At risk are seven years of clinical trial data, including names, medical diagnoses and details of the patients’ heart scans.

NIH officials made no public comment about the theft and did not send letters notifying the affected patients of the breach until Thursday, almost a month later. They said they hesitated because of concerns that they would provoke undue alarm.

The handling of the incident is reminiscent of a 2006 theft from the home of a Department of Veterans Affairs employee of a laptop with personal information about veterans and active-duty service members. In that case, VA officials waited 19 days before announcing the theft.

The incident is the latest in a number of failures by government employees to properly secure personal information. This month, the Government Accountability Office found that at least 19 of 24 agencies reviewed had experienced at least one breach that could expose people’s personal information to identity theft.

Elizabeth Nabel, director of the National Heart, Lung and Blood Institute, said in a statement issued late Friday that “when volunteers enroll in a clinical study, they place great trust in the researchers and study staff, expecting them to act both responsibly and ethically.” She said, “We deeply regret that this incident may cause those who have participated in one of our studies to feel that we have violated that trust.”

NIH officials said the laptop was taken Feb. 23 from the locked trunk of a car driven by an institute laboratory chief named Andrew Arai, who had taken his daughter to a swim meet in Montgomery County, Md. They called it a random theft.

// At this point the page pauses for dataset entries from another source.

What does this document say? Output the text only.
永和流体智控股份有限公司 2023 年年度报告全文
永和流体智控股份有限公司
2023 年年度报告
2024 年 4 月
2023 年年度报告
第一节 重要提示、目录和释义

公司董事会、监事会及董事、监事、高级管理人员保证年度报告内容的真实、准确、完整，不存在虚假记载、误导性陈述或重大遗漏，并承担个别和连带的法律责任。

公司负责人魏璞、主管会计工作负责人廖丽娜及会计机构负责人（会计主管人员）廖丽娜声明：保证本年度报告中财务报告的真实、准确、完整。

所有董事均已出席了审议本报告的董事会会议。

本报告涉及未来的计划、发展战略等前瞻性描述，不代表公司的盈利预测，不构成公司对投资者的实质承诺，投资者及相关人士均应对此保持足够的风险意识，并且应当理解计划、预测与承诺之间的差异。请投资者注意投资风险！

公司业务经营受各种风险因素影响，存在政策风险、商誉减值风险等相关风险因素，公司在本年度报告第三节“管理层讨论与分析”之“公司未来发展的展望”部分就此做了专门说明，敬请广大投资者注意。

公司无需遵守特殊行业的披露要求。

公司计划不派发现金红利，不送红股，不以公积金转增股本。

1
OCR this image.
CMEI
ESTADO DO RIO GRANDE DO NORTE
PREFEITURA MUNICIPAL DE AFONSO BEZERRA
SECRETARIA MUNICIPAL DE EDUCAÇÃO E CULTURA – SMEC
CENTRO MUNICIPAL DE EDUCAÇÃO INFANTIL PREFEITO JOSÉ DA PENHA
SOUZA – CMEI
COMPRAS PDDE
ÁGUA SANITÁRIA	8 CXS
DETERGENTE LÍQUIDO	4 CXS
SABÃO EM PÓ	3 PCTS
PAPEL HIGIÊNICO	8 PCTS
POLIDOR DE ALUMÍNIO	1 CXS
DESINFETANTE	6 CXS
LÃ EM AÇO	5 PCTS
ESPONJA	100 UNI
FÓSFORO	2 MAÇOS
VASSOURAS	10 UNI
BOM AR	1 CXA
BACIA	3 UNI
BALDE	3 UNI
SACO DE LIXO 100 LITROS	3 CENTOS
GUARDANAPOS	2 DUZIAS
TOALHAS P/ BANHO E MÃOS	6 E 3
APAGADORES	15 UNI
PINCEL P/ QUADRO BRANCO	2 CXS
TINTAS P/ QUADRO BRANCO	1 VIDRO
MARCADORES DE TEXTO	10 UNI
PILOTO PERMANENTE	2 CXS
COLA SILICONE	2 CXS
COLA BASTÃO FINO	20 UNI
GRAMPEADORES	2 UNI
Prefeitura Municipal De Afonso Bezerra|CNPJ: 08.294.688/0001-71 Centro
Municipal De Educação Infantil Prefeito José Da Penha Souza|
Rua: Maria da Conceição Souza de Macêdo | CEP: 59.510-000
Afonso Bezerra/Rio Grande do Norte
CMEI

Arai oversees the institute’s research program on cardiac magnetic resonance imaging and signed the letters to those whose data was exposed.

In the letter, Arai told the patients that “some personally identifiable information” was on the stolen computer, including names, birth dates, hospital medical record numbers and MRI information reports, such as measurements and diagnoses. Social Security numbers, phone numbers, addresses and financial information were not on the laptop, officials said.

Arai’s letter said that the NIH Center for Information Technology determined that the theft posed “a low likelihood of identity fraud” or financial harm.

An initial effort by information technology personnel failed to encrypt the laptop before it was stolen and Arai neglected to follow up, according to institute spokeswoman Susan Dambrauskas.